Purpose
This paper aims to provide a literature review of corporate wellness programs to develop recommendations for effective internal marketing of healthy behaviors in work environments.
Design/methodology/approach
A review of research literature published since 2000 addresses corporate wellness programs’ justifications and best program design practices.
Findings
Corporate and employee benefits documented in the literature are reviewed and best practices from published literature are identified to guide the design of wellness programs. These include framing clear messages, alignment of corporate culture and business strategy with wellness program goals, senior leader support, clear objectives and evaluation, incorporation of peer support and enjoyable activities, utilization of effective priming for healthy choices and consideration of legal and ethical incentives.
Research limitations/implications
Further research is needed, including how to frame messages for diverse work groups, how to carry out effective program assessments, what types of marketing appeals are effective, what wellness activities lead to healthy behavior change and how is increased employee productivity related to quality of life.
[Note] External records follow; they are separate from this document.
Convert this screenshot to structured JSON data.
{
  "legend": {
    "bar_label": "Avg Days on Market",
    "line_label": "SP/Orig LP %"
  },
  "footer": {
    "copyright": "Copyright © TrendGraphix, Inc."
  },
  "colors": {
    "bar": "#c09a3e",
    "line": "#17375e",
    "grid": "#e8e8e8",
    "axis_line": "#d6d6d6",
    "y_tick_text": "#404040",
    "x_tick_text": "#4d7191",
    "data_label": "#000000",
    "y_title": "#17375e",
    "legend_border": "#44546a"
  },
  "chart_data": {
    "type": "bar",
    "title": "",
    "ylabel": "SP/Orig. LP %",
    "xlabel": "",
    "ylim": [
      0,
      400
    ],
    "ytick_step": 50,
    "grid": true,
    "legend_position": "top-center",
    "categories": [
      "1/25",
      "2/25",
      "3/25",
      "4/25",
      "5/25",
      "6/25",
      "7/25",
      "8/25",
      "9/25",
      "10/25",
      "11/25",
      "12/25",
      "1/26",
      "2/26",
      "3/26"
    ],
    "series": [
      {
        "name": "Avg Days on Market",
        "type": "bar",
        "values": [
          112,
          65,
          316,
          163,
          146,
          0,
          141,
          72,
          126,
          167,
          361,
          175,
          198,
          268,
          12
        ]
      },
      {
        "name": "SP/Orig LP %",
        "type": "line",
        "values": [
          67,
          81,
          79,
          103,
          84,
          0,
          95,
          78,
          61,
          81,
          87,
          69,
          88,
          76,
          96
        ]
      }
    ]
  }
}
Additional questions include how priming encourages healthy behaviors, what promotes healthy workplace cultures and what social marketing appeals promote healthy behaviors.
Practical implications
Senior managers can implement findings to create effective wellness programs benefiting employees and firms through improved employee health and productivity and reduced corporate health-care costs.
Social implications
Effective wellness programs reduce overall health-care costs for society and provide improved participants’ quality of work, personal and family life.
Originality/value
This research uniquely applies internal marketing, social marketing and marketing exchange concepts to best practices from the wellness literature and applies these to recommendations for effective corporate-based wellness programs.